Greenpeace and short-sighted fools like them have made it politically and economically impossible. The paranoia about nuclear technology is way outside of reality. A coal plant renders 3,000 acres uninhabitable and contaminated with heavy metals, and it’s barely a by-line. A nuclear plant has a glitch and it becomes headline news. Thanks Greenpeace.

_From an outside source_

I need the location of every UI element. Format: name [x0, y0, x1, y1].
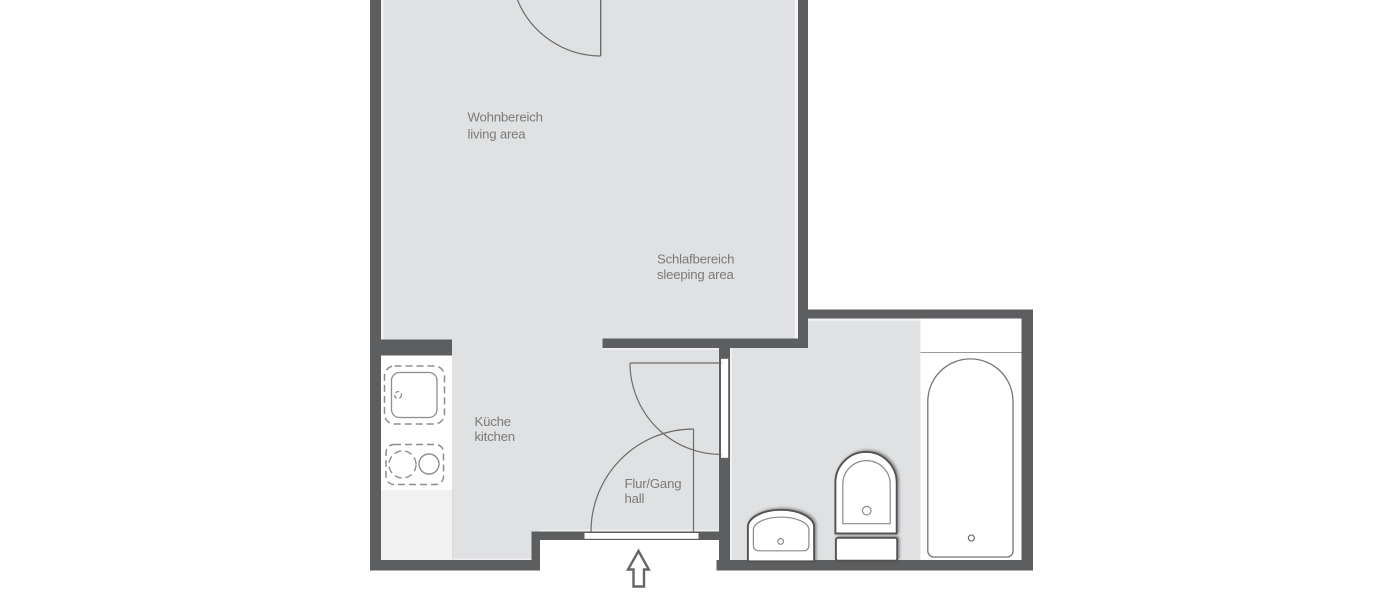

From their own mouths: “The general argument that the fact that [a nuclear plant] has operated safely for a finite period of time proves that the safety level is adequate is just not statistically right…” By this premise, it is impossible to measure the safety of anything, ever. And because safety can not be measured, it can not be assured. Because perfect safety can not be assured, “The United States can avoid the next nuclear accident by phasing out the remaining 103 commercial nuclear reactors… Coupled with an increase in energy efficiency, this increase in renewable resources would produce enough electricity to supplant every nuclear reactor currently operating in the United States.”

Remember my calculation above? Yes, we could scale renewables by 10 times and replace nuclear… leaving the other 80% to be generated from fossil fuels. But that also assumes no growth. With growth of electricity demand (due to plug-in hybrids, perhaps?) that will just be moving from gasoline to coal. No, what we need is more nuclear, more nuclear research.